From its base in Taiwan, TSMC manufactures nearly all of the world’s most advanced computer chips for artificial intelligence, the demand for which is stratospheric.
THOMAS SAMSON/AFP via Getty Images

This week, the Taiwan Semiconductor Manufacturing Company, or TSMC, posted a record 61% increase in profits, compared to the same quarter last year. While impressive, it’s not altogether surprising to many analysts.

From its base in Taiwan, TSMC manufactures nearly all of the world’s most advanced computer chips for artificial intelligence, the demand for which is stratospheric.

All those other tech titans wouldn’t be what they are without TSMC, said Princeton’s Mike Schmidt, who administered the CHIPS Act in the Biden administration

“Every Apple iPhone, every Nvidia AI chip runs on TSMC technology,” Schmidt said.

According to Schmidt, making the chips, rather than designing them, was a decision the firm made decades ago. It was a decision that paid off.

“What that meant was they developed a huge amount of expertise and ultimately scale in manufacturing,” said Schmidt.

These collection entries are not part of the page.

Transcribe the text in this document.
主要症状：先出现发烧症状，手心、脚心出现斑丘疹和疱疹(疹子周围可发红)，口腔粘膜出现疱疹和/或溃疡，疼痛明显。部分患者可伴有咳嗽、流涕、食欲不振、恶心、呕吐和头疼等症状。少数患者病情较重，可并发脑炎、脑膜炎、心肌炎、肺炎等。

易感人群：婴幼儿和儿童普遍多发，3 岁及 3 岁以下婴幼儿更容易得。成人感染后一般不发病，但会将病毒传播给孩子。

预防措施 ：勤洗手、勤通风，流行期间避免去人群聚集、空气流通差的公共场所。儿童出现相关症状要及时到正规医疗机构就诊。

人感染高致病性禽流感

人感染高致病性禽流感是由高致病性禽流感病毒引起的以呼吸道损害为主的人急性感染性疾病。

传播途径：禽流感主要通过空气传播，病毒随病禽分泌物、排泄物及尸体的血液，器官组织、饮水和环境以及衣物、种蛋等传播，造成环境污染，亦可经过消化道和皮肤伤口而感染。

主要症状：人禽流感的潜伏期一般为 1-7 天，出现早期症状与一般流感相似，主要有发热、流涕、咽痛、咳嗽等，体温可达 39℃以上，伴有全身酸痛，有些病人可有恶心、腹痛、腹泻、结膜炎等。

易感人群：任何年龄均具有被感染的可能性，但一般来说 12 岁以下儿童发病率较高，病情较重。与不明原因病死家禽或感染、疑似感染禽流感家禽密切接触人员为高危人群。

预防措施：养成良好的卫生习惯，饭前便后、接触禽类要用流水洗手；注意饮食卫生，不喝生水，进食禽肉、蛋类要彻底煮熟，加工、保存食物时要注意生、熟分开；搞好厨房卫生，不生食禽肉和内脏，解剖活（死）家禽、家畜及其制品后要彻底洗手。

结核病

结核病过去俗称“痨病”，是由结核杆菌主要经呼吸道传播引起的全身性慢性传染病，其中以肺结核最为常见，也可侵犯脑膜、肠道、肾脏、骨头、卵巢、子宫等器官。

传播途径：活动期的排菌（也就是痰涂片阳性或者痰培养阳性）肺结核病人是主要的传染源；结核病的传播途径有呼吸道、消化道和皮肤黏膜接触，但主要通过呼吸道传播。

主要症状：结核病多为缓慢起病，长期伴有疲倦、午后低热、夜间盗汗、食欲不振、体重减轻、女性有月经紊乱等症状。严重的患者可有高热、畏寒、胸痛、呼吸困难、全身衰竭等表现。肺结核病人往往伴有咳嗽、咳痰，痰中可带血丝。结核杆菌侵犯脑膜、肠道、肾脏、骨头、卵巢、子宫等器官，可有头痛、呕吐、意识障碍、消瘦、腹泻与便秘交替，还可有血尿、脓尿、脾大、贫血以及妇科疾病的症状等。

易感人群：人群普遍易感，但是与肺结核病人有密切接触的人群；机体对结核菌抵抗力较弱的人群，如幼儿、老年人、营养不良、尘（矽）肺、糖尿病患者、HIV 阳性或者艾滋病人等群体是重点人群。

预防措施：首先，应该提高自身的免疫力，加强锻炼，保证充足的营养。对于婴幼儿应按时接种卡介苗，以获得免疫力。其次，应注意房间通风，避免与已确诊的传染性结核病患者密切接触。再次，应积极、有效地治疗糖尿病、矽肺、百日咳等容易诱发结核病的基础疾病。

That let their customers, like Nvidia, focus on chip design, without needing their own factories. Lawmakers have approved billions in funding to bring more of TSMC’s factories here to the U.S. But achieving the scale it has back in Taiwan won’t be easy. 

“It's not just about one company moving to the U.S.,” said Dan Ives, analyst with Wedbush Securities.

In fact, a lot of the firm’s suppliers are still across the Pacific.

“You have, when it comes to the inner workings of the supply chain, 60, 70 partners, when you actually go downstream involved in the process,” Ives said.

Ives also said the U.S. just doesn’t have enough of the skilled workers to staff these advanced chip factories.

Still, as the world grows ever more reliant on AI and the chips that power it, TSMC’s role at the heart of that supply chain looks only set to grow.